Mr. Card thinks god's will is loving, pure, just and good. This statement can have no meaning in a theistic framework, because what standard is he using to let himself stand as judge and jury over god to say that? Is god's will the standard against which god's will is measured? Then we have said nothing about god's goodness, but only that god's will is god's will. That becomes the arbitrary definition of "good." Then it's only immutable in the sense that it immutably defines morality by its whim from moment to moment. Every time it arbitrarily changes its mind, that change becomes the new definition of morality. If it stays the same forever, so what? It is held to one
arbitrary roll of the dice, forever.
The Christian or LDS rules-based moral system cannot accomplish the objectivity which they claim they want from a moral system.
This is because it confuses mere rules with moral truths, and bases morality on a set of rules instead of the other way around. Objective moral truths do not change just because an authority changes a rule-- not even god. If Mr. Card believes they do, then he is a moral relativist, except even worse, because he extends it to a cosmic scale. Only rules are man-made or God-made. Objective morality, on the other hand, cannot be man-made or God-made, it's not made by anybody. 2 + 2 = 4 doesn't need to be decreed by royal fiat. Neither does the fact that unprovoked harm of another person is biased towards you and against them. Theism makes it impossible for moral truths to be objectively real. If there is a god, then, and only then, is morality subjective and relativistic.
However, Mr.
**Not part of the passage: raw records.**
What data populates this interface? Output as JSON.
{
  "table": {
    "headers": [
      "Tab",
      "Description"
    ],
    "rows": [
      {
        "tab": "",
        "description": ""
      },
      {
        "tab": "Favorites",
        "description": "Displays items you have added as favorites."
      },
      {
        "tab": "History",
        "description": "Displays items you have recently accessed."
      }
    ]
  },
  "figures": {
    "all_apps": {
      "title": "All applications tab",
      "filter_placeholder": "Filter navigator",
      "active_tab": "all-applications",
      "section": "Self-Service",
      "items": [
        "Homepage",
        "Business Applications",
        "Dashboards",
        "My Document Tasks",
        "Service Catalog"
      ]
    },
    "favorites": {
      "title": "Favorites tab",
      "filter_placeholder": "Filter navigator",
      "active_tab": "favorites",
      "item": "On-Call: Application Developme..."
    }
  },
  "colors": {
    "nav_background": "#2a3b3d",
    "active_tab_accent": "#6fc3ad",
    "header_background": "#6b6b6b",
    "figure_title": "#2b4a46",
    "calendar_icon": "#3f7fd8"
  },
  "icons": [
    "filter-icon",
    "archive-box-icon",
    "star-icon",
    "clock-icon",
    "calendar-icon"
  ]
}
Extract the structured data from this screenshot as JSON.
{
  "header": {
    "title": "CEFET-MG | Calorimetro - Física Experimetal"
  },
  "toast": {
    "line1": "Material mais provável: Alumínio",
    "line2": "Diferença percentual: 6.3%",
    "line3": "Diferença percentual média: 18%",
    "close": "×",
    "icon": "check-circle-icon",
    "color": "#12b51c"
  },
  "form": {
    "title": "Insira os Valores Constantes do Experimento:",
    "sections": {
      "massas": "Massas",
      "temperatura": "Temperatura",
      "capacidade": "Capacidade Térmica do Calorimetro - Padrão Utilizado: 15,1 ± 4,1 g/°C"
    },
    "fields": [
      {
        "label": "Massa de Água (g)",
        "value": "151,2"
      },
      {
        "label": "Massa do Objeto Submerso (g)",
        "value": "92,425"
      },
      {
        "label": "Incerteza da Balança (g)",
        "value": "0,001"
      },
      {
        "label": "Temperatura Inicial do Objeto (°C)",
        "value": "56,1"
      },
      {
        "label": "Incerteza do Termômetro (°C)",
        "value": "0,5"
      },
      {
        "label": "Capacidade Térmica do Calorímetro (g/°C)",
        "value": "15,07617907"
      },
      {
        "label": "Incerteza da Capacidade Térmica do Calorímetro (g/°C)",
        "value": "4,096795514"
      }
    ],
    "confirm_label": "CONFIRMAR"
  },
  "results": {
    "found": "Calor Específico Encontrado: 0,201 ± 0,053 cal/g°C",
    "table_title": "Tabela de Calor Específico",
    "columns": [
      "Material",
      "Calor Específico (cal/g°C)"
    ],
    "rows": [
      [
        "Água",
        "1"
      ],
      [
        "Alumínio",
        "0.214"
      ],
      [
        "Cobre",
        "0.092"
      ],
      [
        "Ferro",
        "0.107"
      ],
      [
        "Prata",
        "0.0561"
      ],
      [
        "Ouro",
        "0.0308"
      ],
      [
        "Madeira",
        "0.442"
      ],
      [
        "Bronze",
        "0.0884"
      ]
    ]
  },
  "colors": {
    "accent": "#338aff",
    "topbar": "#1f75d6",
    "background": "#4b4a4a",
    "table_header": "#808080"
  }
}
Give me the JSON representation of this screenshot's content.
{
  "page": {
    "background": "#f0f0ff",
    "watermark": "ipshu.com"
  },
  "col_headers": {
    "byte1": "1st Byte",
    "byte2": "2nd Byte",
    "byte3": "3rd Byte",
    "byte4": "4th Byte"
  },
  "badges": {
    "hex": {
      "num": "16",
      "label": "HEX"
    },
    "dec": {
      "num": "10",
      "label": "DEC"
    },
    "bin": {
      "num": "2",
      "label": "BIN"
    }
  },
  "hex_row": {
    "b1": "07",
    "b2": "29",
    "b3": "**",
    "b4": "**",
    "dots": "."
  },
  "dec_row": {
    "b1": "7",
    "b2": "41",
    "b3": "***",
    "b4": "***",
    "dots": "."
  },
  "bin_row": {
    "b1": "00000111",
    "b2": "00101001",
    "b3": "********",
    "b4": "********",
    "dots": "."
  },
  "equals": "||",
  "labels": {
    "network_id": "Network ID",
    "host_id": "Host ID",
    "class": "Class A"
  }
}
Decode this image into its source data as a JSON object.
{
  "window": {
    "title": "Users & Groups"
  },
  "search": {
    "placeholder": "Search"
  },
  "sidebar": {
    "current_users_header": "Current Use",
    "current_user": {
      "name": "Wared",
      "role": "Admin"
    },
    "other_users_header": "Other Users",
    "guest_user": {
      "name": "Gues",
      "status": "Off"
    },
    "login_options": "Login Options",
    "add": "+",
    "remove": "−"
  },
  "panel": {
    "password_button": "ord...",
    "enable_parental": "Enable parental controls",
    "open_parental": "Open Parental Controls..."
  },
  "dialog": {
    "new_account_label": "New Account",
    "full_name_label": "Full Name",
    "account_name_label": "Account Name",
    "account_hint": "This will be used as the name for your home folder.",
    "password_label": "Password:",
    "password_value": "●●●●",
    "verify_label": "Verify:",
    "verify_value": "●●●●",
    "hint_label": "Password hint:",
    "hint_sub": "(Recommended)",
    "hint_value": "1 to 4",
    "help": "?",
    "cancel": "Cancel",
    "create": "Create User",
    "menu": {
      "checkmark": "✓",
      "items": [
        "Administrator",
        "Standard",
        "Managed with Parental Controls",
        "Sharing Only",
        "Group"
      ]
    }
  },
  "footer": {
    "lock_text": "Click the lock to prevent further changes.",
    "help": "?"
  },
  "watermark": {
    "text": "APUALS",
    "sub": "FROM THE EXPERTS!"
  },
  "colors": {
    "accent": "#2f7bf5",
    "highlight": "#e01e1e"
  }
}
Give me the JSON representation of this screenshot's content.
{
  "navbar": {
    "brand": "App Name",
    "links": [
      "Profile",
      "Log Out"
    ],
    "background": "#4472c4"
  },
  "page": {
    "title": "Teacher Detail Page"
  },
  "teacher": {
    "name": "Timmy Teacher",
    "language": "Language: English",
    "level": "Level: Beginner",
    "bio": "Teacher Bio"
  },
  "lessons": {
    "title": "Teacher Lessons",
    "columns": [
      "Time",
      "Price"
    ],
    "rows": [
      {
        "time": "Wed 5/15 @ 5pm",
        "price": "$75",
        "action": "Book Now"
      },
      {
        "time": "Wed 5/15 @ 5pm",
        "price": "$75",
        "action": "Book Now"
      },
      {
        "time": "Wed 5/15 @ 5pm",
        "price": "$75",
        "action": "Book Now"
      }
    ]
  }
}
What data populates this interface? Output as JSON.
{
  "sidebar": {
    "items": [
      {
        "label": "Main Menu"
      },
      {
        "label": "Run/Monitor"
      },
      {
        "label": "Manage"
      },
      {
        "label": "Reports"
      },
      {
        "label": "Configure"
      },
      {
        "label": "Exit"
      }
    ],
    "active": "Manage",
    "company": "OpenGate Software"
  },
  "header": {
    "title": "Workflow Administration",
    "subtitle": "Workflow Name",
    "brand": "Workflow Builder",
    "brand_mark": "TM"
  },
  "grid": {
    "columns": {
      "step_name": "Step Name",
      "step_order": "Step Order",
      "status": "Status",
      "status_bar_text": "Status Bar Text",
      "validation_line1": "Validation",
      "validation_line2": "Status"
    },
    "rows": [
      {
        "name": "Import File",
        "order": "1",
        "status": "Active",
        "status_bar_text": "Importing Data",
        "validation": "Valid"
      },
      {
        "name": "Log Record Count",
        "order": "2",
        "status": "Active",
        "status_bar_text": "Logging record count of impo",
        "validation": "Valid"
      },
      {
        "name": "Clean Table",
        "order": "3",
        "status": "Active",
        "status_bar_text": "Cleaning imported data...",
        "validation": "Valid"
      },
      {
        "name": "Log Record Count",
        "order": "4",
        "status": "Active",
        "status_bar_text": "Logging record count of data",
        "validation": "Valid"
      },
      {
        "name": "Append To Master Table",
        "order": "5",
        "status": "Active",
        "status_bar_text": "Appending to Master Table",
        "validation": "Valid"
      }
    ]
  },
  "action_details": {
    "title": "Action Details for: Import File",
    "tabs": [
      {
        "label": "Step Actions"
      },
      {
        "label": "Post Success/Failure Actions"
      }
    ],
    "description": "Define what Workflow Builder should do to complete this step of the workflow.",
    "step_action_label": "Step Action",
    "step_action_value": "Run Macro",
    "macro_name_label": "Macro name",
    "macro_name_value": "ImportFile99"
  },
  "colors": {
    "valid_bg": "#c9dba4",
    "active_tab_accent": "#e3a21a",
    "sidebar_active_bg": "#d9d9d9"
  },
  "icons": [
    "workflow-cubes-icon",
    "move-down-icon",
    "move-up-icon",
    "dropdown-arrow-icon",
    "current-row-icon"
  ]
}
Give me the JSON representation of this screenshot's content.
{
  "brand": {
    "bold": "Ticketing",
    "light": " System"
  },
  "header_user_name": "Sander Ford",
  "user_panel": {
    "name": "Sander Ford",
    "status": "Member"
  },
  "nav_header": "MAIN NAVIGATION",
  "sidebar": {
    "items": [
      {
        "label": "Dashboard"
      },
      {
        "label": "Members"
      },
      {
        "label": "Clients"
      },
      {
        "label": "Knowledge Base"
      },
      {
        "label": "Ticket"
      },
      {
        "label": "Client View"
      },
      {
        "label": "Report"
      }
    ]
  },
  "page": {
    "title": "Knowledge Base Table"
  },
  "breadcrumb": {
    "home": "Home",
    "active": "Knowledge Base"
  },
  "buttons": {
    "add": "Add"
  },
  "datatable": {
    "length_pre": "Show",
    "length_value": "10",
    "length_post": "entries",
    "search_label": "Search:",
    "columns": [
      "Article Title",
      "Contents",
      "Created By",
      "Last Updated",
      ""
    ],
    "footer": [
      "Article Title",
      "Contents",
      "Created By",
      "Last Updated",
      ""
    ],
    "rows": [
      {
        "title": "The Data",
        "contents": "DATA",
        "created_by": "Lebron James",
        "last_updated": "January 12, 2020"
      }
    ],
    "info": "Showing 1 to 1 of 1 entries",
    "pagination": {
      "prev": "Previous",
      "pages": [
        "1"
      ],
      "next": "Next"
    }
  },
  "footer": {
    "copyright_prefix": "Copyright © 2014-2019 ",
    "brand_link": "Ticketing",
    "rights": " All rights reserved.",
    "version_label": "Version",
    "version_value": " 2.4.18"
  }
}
Card is right about one thing:"Those who are not willing or able to obey the rules should honestly admit the fact and withdraw from membership. ...the LDS church, which is founded on the idea that the word of God as revealed through his prophets should determine the behavior of the Saints, is under no obligation to protect some supposed "right" of those members who would like to persuade us that neither God nor the prophets has the authority to regulate them."
I would not stop to urinate on Mr. Card's supposed god and prophets if they were on fire. This is not specifically because I disagree with them on an issue, such as homosexuality, which is just one of many problematic issues with religion. It's because of authoritarianism. Just as we can't learn to do arithmetic by always looking it up on a chart, and refusing to countenance the idea that the chart is wrong -- so too we can't practice ethical reasoning by looking it up in a so-called holy book. Therefore there is nothing so evil in the holy books as the claim that we should unquestioningly get our rules for living from them, rather than from personal reason and observation. The specific errors such as the prohibition on harmless sexual quirks would be easily repaired if it weren't for their Stalinesque attitude toward authority.
Nevertheless, I can't help but agree with Mr. Card that there are no gay Mormons by definition. To claim that his view represents a mere misunderstanding of the book of Mormon, and that the book actually does not prohibit homosexuality, is as absurd as saying that chairman Mao really was a capitalist if you read between the lines, and therefore a capitalist can legitimately claim to be a Maoist.
It's time to draw the line in the sand and step firmly across to the ethical side. The Church of Latter-Day Saints, along with other scripture-following authoritarian religions, have abandoned their responsibilities to individually observe the data of lived experience with a mind to personally weigh the costs and benefits of behaviors.